Note: this audio-only mode also accepts the shared video/validation-video fields, but they have no effect — no video is processed.
Outputs
`lora_file`— the trained LoRA weights (`.safetensors`).`config_file`— JSON describing the trigger phrase and training type.`audio`— a combined preview of the generated validation audio.`debug_dataset`— preprocessed-data archive, only when`debug_dataset`is enabled.
Billing
A successful run is billed `max(100, number_of_steps)` billable units. Requests that fail before training completes (input-validation errors / HTTP 422, or dataset-download failures) are billed 0 units.
How the Training Works
Pipeline Overview
- Preprocessing — the archive is extracted, audio matched to captions, and each clip fit to the
`audio_duration_seconds`bucket. - Training — for each clip, the closing
`conditioning_seconds`of audio are held clean as the suffix and the model learns to generate the preceding lead-in. Validation previews run at intervals. - Output — the LoRA, config, and combined audio preview are uploaded.
What Happens to Your Data
- Archive extraction: the
`.zip`is unpacked; macOS metadata and hidden files are ignored. - File matching: each audio clip is paired with the
`.txt`of the same base name. - Audio fitting: each clip is fit to the
`audio_duration_seconds`bucket (shorter clips skipped, longer ones trimmed; normalized and pitch-fit as configured). - Suffix carving: the closing
`conditioning_seconds`of each clip are kept clean as conditioning; everything before is the generation target. This happens automatically. - Captions: the trigger phrase (if set) is prepended.
Tips for Getting Good Results
Dataset Quality
- Use at least 10 clean clips containing the kind of backward continuation (lead-in) you want learned.
- Clips should be meaningfully longer than
`conditioning_seconds`. - Pick an
`audio_duration_seconds`that fits most clips so few are skipped.
Caption Best Practices
- Describe the sound and lead-in plainly, optionally with a trigger phrase.
- Keep captions consistent across clips.
Good caption: `a drum fill building up to a cymbal crash`
Weak caption: `drums`
Trigger Phrases
- Use a distinctive trigger phrase to invoke a particular lead-in style; include it in every caption and at inference.
Inference Format Matching
At inference, supply a closing audio clip at least `conditioning_seconds` long, use the same caption style and trigger phrase, and keep durations in line with `audio_duration_seconds`.
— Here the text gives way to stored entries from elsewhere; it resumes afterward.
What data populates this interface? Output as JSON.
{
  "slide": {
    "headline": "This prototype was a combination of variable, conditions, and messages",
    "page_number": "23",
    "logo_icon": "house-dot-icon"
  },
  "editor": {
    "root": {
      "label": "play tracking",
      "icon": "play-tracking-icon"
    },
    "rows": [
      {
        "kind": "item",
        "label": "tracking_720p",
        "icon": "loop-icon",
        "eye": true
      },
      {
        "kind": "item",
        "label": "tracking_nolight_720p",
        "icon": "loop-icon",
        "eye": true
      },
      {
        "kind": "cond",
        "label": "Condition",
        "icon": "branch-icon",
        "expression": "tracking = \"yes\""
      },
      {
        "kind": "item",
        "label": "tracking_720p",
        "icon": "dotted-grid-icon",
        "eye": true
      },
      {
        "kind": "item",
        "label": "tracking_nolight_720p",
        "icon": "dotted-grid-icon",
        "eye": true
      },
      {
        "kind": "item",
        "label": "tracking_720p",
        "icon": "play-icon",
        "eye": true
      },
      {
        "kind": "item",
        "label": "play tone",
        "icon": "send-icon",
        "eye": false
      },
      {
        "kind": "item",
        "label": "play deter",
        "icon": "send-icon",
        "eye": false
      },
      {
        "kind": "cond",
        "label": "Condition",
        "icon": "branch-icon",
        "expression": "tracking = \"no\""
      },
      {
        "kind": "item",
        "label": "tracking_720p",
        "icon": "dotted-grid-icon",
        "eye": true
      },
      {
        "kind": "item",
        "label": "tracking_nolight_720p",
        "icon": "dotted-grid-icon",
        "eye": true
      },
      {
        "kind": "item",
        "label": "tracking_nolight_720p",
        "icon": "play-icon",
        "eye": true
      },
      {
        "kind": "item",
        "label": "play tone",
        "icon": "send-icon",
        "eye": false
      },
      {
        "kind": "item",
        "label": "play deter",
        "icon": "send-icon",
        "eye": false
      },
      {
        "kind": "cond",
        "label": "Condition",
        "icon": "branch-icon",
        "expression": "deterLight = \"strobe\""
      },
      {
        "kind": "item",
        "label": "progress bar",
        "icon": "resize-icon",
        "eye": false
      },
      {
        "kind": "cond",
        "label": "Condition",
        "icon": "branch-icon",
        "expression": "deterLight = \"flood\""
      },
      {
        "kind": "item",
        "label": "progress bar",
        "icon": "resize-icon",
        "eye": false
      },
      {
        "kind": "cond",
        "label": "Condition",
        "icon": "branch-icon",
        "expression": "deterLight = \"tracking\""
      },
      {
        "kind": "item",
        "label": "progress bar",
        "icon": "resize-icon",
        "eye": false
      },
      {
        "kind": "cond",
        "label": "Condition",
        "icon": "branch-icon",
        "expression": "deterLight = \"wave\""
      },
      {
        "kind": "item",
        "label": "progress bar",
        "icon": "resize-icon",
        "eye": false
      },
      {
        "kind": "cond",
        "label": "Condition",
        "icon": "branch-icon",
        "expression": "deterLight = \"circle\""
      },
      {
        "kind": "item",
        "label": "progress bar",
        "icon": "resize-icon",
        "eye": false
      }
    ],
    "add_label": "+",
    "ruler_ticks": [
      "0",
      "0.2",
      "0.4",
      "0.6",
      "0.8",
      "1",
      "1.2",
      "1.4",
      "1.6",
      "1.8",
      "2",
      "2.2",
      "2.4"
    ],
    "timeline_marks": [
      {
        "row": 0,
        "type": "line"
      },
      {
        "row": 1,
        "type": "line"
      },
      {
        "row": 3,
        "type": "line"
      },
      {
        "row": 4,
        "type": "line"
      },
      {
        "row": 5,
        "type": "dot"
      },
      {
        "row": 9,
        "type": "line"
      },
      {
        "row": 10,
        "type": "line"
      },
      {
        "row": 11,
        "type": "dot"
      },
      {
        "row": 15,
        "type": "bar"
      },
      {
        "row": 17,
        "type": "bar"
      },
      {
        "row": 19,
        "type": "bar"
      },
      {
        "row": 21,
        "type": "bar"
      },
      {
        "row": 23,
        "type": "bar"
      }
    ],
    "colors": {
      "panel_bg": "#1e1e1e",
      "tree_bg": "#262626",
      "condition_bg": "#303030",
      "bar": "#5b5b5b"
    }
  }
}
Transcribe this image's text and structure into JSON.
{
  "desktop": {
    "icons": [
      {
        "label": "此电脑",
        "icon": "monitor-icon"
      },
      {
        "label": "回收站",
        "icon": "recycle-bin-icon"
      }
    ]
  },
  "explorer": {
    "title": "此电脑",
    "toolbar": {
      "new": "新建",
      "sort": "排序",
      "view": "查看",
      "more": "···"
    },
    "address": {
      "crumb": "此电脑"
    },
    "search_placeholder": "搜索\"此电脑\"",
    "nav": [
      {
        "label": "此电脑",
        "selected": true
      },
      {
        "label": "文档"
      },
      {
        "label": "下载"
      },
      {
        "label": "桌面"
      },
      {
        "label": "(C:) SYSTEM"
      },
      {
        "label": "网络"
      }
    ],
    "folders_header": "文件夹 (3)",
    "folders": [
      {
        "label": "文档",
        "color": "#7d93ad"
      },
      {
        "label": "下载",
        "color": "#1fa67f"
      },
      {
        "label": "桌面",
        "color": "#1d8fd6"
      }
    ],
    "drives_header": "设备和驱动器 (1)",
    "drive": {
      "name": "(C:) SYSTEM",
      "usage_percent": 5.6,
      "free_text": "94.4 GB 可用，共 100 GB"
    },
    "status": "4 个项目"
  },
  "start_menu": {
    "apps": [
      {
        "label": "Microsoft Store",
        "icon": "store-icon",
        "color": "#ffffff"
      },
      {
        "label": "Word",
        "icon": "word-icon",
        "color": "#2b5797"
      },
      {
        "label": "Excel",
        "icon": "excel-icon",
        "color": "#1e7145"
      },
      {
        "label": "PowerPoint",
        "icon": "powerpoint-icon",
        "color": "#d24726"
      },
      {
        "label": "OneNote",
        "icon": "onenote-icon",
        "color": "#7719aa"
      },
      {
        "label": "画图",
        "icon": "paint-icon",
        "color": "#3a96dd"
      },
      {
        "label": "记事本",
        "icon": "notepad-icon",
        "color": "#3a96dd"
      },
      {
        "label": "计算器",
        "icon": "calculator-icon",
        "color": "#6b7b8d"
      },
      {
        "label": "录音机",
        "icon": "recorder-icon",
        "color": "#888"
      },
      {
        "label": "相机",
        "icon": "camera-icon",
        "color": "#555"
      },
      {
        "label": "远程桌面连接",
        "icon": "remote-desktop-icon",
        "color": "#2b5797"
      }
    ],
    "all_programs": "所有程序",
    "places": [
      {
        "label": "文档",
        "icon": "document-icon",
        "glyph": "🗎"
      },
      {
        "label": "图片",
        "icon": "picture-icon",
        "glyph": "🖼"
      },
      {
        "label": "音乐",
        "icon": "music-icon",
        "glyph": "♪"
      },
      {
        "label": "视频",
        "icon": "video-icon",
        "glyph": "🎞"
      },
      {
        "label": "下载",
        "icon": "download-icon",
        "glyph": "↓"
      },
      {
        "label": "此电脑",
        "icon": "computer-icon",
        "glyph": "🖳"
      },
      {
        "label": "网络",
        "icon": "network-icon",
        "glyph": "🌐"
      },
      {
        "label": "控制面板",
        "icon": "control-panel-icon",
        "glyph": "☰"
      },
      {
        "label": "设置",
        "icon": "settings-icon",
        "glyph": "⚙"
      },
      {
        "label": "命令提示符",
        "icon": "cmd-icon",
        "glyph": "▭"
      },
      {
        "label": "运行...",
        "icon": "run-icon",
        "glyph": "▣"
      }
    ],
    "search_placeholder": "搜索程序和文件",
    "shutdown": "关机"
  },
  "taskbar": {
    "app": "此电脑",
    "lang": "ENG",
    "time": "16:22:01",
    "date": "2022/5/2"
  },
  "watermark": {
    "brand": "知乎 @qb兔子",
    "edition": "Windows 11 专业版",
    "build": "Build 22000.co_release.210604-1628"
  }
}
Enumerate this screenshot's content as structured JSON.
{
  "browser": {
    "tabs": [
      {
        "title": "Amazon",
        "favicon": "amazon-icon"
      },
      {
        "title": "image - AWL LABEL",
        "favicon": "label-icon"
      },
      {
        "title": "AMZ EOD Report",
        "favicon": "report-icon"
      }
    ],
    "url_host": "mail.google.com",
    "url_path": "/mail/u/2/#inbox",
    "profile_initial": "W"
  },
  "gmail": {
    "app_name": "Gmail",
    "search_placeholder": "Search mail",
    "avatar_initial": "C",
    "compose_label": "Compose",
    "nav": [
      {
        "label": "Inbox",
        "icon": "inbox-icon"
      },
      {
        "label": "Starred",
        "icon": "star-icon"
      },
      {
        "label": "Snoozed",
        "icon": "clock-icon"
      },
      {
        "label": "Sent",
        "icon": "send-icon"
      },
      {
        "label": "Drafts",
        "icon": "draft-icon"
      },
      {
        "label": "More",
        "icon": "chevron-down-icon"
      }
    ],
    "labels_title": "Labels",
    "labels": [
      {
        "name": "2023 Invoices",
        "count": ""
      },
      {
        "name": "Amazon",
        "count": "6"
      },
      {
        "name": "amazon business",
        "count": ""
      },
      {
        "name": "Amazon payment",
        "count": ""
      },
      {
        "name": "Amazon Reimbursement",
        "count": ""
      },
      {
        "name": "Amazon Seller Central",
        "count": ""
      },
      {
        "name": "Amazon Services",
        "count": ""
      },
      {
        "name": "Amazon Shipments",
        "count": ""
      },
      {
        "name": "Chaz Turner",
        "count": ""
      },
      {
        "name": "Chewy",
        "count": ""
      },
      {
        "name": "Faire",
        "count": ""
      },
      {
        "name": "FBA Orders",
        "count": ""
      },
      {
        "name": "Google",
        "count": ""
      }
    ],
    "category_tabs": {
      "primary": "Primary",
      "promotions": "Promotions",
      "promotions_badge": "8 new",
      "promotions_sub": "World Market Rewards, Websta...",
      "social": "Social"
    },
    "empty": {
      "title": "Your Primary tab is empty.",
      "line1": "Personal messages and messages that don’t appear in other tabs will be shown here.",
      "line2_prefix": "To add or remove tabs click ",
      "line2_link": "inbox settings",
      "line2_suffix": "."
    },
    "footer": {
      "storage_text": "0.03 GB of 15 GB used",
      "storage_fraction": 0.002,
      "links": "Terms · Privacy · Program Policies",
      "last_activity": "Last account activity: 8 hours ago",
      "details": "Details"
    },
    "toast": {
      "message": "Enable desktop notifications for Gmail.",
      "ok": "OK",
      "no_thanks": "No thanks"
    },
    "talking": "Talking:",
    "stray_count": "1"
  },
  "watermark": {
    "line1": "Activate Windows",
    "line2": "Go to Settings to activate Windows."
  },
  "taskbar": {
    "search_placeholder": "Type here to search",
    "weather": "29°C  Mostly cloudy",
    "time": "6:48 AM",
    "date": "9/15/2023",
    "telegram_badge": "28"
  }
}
Recommended Starting Configuration
json{ "training_data_url": "https://example.com/audio_clips.zip", "trigger_phrase": "", "rank": 32, "number_of_steps": 2000, "learning_rate": 0.0002, "conditioning_seconds": 1.0, "audio_duration_seconds": 5.0, "validation": [ { "prompt": "a drum fill building up", "audio_url": "https://example.com/closing.wav" } ] }
Diagnosing Issues
- Lead-in does not flow into the suffix: add more representative clips; try a slightly longer
`conditioning_seconds`for more closing context. - Validation rejected for short clip: provide a clip at least
`conditioning_seconds`long, or lower`conditioning_seconds`. - Window covers the whole clip: reduce
`conditioning_seconds`relative to`audio_duration_seconds`. - Overfitting: fewer steps, lower
`rank`, more clips.
Validation Prompt Tips
- Use a fresh closing clip to gauge generalization.
- Keep the prompt aligned with the lead-in you expect.
Common Pitfalls
`conditioning_seconds`too close to (or above)`audio_duration_seconds`— nothing left to generate.`audio_duration_seconds`so long that most clips are skipped.- Background noise polluting the learned lead-in.